Le marché accepte la montée passive de Bolloré au capital d’Havas
Les offres publiques de rachat d’actions (OPRA) ne profitent-elles pas d’abord aux actionnaires de référence ? En annonçant vendredi une offre de rachat de 12% de son capital, Havas va permettre à son premier actionnaire, Vincent Bolloré, de passer de 32,8% du capital et des droits de vote à 37,3%, sans verser un centime. Ce dernier a déjà annoncé qu’il ne participerait pas à l’opération. L’AMF lui a accordé sans difficulté la dérogation à l’obligation de déposer un projet d’OPA au titre du franchissement du tiers du capital et des droits de vote (clause de grand-père).
«Si l’actionnaire relué par l’opération de rachat d’actions, bénéficiait auparavant d’un contrôle de fait, sa situation ne change pas et n’est donc pas choquante», explique Anne Maréchal, avocat associé chez DLA Piper et vice-présidente de l’Association d’avocats en droit boursier (ADB). Un avis partagé par Colette Neuville, présidente de l’Adam.
En revanche, «si le contrôle basculait, il en serait autrement. En effet, l’actionnaire doit payer la prise de contrôle dans le cadre normal d’une offre publique», ajoute Anne Maréchal. «Cette OPRA constitue finalement une sorte de garantie de cours, explique Pierre-Henri Leroy, président de Proxinvest. Cette opération peut ici se justifier, avec un principe d’égalité maintenu, et un prix offert jamais atteint depuis 2005». Havas offre 4,9 euros par action, soit une prime de 20% sur le dernier cours.
Plus largement l’OPRA soulève la question de la motivation. . «Le rachat d’actions peut être le signe d’une absence d’opportunités d’investissements ou être motivé par la volonté de soutenir le cours de Bourse. La hausse du cours pourrait aussi permettre une acquisition par échange de titres à moindre coût», poursuit Anne Maréchal. Pour sa part, Proxinvest rappelle une nouvelle fois que «le rachat d’actions n’est pas une distribution aux actionnaires mais un investissement technique parfois relutif, parfois dilutif ».

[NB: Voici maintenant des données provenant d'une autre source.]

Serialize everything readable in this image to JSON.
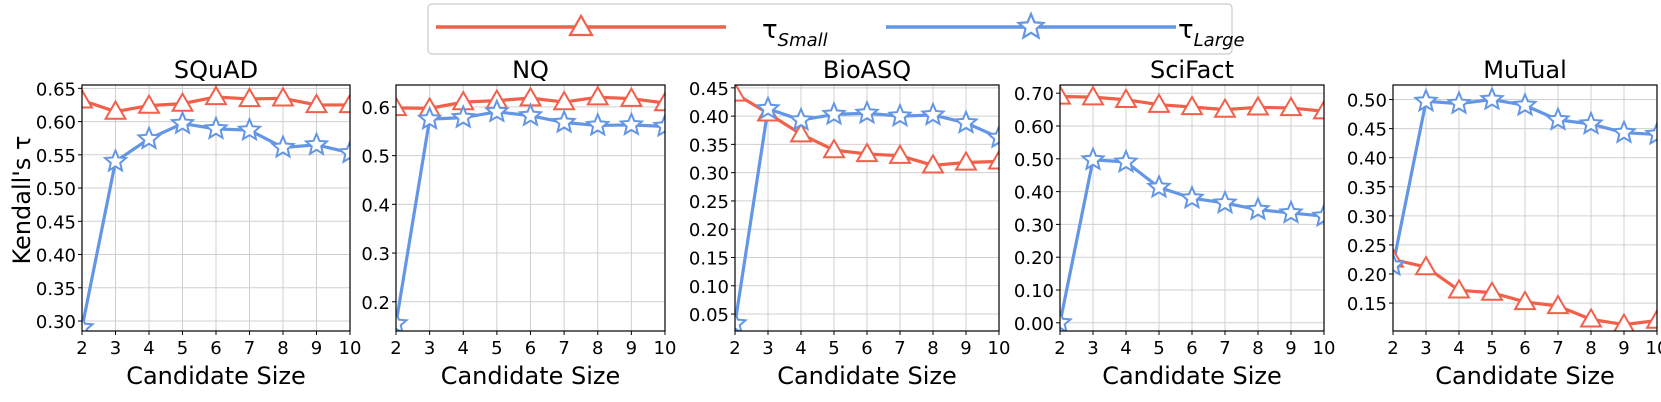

D’ailleurs, l’opération n’est pas toujours gagnante. Si l’OPRA de Bouygues de l’automne dernier, à 20 euros, a été sursouscrite près de quatre fois, le cours actuel est toujours à son niveau de fin août, légèrement au-dessus de 23 euros. En outre, «l’OPRA va entraîner mécaniquement une réduction du flottant, et donc de l’actionnariat. Une tendance un peu mortifère, qui signifierait que plus personne ne croit au marché d’actions», regrette Pierre-Henri Leroy.